Partage international no 419 – juillet 2023
Le Dr Steven Greer accomplit une tâche utile. A ma connaissance, il ne travaille pas avec les Frères de l’espace, mais il s’impatiente de voir qu’il existe une foule de preuves de l’existence des ovnis dont il n’est pas fait état. Il ne s’agit pas de preuves sur leur origine et leur but, mais sur le fait qu’ils sont réels, qu’ils existent bel et bien. Ces dernières années, des centaines de milliers de personnes ont vu des ovnis, mais les gouvernements, qui ont pour la plupart toutes les preuves nécessaires, refusent de reconnaître publiquement leur existence.

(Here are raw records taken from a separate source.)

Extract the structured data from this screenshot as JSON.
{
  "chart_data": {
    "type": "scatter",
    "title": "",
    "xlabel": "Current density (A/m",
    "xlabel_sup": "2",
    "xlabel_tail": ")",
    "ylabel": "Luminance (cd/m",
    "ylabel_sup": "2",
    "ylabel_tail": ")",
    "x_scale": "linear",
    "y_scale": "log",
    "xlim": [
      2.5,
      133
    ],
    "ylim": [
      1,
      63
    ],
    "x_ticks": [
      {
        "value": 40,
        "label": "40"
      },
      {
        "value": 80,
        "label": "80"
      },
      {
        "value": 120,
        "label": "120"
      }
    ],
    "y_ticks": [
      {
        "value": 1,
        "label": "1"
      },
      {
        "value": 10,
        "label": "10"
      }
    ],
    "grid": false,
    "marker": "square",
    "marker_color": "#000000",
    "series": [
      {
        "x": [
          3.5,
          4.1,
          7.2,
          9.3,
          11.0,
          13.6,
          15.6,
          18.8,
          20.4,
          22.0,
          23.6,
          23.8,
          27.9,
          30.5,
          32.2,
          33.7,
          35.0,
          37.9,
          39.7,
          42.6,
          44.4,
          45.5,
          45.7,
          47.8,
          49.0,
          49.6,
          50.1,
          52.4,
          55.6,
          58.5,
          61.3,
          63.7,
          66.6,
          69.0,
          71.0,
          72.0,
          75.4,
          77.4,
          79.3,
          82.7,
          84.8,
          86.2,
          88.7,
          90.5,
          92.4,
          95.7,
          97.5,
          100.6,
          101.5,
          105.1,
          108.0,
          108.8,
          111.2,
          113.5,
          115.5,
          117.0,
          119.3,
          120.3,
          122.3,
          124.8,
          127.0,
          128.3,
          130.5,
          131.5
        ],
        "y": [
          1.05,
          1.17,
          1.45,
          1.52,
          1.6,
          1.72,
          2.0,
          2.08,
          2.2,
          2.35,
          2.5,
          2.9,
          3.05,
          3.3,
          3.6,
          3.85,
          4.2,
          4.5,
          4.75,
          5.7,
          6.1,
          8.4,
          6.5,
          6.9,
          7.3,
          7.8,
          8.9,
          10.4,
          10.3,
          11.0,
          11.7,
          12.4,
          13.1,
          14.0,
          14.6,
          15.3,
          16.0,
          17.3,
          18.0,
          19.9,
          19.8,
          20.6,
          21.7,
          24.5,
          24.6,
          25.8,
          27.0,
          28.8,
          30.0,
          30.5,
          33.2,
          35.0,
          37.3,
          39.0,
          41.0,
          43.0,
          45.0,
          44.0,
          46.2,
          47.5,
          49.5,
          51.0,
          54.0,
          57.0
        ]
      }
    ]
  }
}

Il existe une vaste entreprise d’occultation au plus haut niveau, aux Etats-Unis, en Russie, en Grande-Bretagne, en Europe et dans différents autres pays qui, pendant des années, ont collecté des données, des témoignages émanant de pilotes, de policiers, de soldats et du public en général. Tout cela constitue un énorme ensemble de preuves qui n’ont jamais été publiées, jamais révélées, mais qui sont au contraire occultées. […] Il arrive également parfois que les médias présentent les faits de façon à jeter le discrédit sur les ovnis. Ainsi, les gouvernements décident de ce que le public doit savoir – ou plutôt ne pas savoir – au sujet des Frères de l’espace et du phénomène des ovnis. Ils verrouillent l’information.

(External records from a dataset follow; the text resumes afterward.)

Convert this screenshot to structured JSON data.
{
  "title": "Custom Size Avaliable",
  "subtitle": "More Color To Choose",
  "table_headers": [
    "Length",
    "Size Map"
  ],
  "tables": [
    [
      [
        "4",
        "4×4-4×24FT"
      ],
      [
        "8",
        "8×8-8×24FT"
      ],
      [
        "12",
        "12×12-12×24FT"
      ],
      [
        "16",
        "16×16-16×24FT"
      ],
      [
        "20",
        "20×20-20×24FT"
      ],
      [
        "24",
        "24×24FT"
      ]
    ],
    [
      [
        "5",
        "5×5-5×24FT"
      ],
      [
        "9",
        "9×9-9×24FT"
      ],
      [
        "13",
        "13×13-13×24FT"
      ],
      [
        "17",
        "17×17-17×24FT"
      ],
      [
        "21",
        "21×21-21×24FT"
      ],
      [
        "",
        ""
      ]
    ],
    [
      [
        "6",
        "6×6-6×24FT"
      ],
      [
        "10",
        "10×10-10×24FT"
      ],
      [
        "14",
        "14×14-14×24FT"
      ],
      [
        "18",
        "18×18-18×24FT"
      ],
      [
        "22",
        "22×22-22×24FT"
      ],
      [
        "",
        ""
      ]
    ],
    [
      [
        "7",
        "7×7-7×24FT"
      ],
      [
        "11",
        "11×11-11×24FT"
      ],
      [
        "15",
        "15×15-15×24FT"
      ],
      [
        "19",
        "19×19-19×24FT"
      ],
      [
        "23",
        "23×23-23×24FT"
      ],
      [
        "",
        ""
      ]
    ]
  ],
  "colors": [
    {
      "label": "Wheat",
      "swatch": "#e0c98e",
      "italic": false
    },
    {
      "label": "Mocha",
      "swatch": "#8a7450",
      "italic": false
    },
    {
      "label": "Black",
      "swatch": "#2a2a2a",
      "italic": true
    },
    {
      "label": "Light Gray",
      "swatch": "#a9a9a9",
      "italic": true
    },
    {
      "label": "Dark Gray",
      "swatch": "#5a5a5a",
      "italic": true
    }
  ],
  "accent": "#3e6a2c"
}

Cela exaspère S. Greer, qui a une expérience personnelle des ovnis et souhaite la faire connaître. Il a créé une association où d’anciens militaires, anciens pilotes de la RAF ou de la US Air Force viennent apporter leur témoignage. En s’exprimant ainsi au grand jour, ces hommes de haut niveau et de grande expérience tentent d’améliorer l’information et la compréhension du public et espèrent que leur intervention mènera un jour à une déclaration des pouvoirs publics sur la question.

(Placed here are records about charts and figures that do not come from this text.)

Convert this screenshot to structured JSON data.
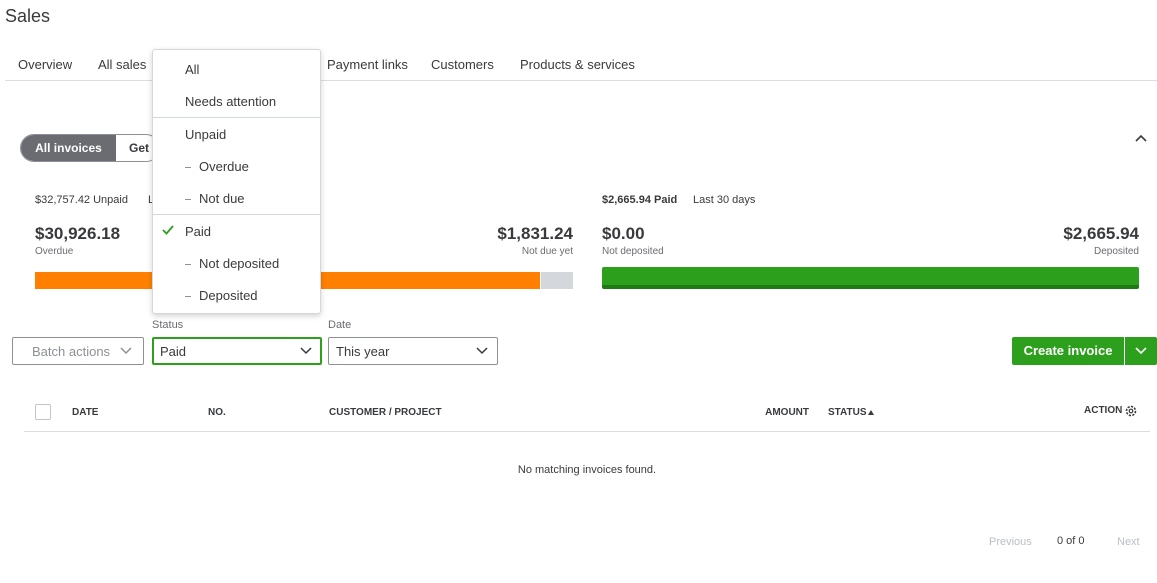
{
  "header": {
    "title": "Sales"
  },
  "tabs": [
    "Overview",
    "All sales",
    "Payment links",
    "Customers",
    "Products & services"
  ],
  "toggle": [
    "All invoices",
    "Get"
  ],
  "unpaid": {
    "summary": "$32,757.42 Unpaid",
    "period": "L",
    "left_amount": "$30,926.18",
    "left_label": "Overdue",
    "right_amount": "$1,831.24",
    "right_label": "Not due yet"
  },
  "paid": {
    "summary": "$2,665.94 Paid",
    "period": "Last 30 days",
    "left_amount": "$0.00",
    "left_label": "Not deposited",
    "right_amount": "$2,665.94",
    "right_label": "Deposited"
  },
  "filters": {
    "batch": "Batch actions",
    "status_label": "Status",
    "status_value": "Paid",
    "date_label": "Date",
    "date_value": "This year"
  },
  "create_button": "Create invoice",
  "table": {
    "columns": [
      "DATE",
      "NO.",
      "CUSTOMER / PROJECT",
      "AMOUNT",
      "STATUS",
      "ACTION"
    ],
    "empty": "No matching invoices found."
  },
  "pagination": {
    "previous": "Previous",
    "count": "0 of 0",
    "next": "Next"
  },
  "status_menu": {
    "items": [
      "All",
      "Needs attention",
      "Unpaid",
      "Overdue",
      "Not due",
      "Paid",
      "Not deposited",
      "Deposited"
    ]
  }
}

Les gouvernements savent pertinemment que pareille déclaration serait de leur part un suicide politique. Ils savent également que si nous avions connaissance de la technologie des Frères de l’espace (qui est bien plus avancée que la nôtre), nous nous tournerions vers leurs idées et leur sagesse et abandonnerions nos dirigeants. Ces derniers, en effet, passent leur temps à se faire la guerre les uns les autres, à détruire l’économie de leurs pays respectifs par la compétition, et à rendre la vie impossible à des centaines de millions d’individus de par le monde. Si la vérité nous était révélée, il ne fait aucun doute que nous exprimerions notre désir de voir les Frères de l’espace venir nous enseigner leur savoir-faire, et ferions savoir à nos dirigeants que nous n’avons plus besoin d’eux. Ce serait pour nos gouvernements la fin de leur pouvoir. C’est la raison pour laquelle ils préfèrent que la question des ovnis reste dans l’ombre. (PI, janvier-février 2009)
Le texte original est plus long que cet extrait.